Much like the legal layoff watch, in the financial sector, one doesn’t have to wait long to see the tipping point when a flailing bank becomes a failed bank. The gamble here amounts to real money and lots of it: he FDIC has droppped billions into loss-sharing arrangements that incentivize other banks to take home the leftovers – much like barnacles feeding on detritus.
With banks collapsing faster than Steve Winn can raze an old casino in Vegas, the FDIC launched an investigation. Of course, it doesn’t take Ben Bernanke to finger the housing bubble as a usual suspect. Bad loans and no cash – like a record player stuck indefinitely on the same sorry country music song. While the government insists that things are improving, you have to wonder where it bought those rose-colored glasses (and where the money came from). It’s been a long and hard recession, and it’ll be a long and hard climb out of it. For every bank that goes belly-up, there’s another two or three riding on the brink. Numbers 22 & 23 are likely to have company in the black hole.

It is also worth noting WHY the loans at these banks were bad- because many of these banks (excepting the various branches of Security Bank which were taken over by the FDIC in late July) disproportionately served the homebuilding, contractor, and developer clientele.
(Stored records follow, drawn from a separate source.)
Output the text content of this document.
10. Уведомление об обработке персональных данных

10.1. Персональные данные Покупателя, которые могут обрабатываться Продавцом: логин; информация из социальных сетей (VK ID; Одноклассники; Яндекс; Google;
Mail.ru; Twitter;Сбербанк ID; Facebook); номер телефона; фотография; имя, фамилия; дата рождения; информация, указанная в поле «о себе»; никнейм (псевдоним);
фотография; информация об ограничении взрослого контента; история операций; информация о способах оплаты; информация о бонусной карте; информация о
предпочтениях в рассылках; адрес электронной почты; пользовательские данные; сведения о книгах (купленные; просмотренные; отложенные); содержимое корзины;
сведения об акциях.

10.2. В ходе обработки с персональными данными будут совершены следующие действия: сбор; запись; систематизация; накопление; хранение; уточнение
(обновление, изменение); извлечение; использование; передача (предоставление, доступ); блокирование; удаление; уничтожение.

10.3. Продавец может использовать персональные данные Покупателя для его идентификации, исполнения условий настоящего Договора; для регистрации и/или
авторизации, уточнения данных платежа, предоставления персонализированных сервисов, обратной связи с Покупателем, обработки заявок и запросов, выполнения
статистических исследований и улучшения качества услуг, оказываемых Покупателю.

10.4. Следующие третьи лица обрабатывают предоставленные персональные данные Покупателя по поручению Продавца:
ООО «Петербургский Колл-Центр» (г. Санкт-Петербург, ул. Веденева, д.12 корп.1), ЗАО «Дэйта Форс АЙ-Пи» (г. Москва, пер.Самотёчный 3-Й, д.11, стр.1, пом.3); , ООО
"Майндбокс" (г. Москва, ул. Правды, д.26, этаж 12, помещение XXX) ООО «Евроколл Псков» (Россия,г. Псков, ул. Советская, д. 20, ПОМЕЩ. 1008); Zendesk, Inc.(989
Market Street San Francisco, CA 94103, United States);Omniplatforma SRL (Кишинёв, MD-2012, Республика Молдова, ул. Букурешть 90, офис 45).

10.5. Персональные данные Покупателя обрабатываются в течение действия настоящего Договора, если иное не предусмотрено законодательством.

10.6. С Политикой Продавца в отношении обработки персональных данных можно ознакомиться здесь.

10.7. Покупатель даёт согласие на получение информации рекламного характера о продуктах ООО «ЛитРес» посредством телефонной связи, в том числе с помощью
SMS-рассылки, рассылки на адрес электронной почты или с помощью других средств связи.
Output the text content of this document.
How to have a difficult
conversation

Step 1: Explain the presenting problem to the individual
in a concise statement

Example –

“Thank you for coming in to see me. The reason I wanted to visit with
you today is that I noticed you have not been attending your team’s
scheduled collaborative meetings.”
In addition, the AJC has highlighted that many banks engaged in depths of nepotism that would even make good ol’ boy legislators blush: http://www.ajc.com/business/audits-shine-harsh-light-113517.html
What is most striking about Bernanke’s response to the bank failures is that he continually insists that the Federal Reserve retain the full scope of its regulatory duties. If anything, I would argue that the Fed should focus on its primary duty (monetary policy).
Lastly, I count at least four (!) distinct similes in this piece. Can I add a fifth by saying that Georgia banks are folding faster than bad hands at a high-stakes poker game?
When Kenny Rogers as “the Gambler” intersects with bankruptcy, it deserves to be noted.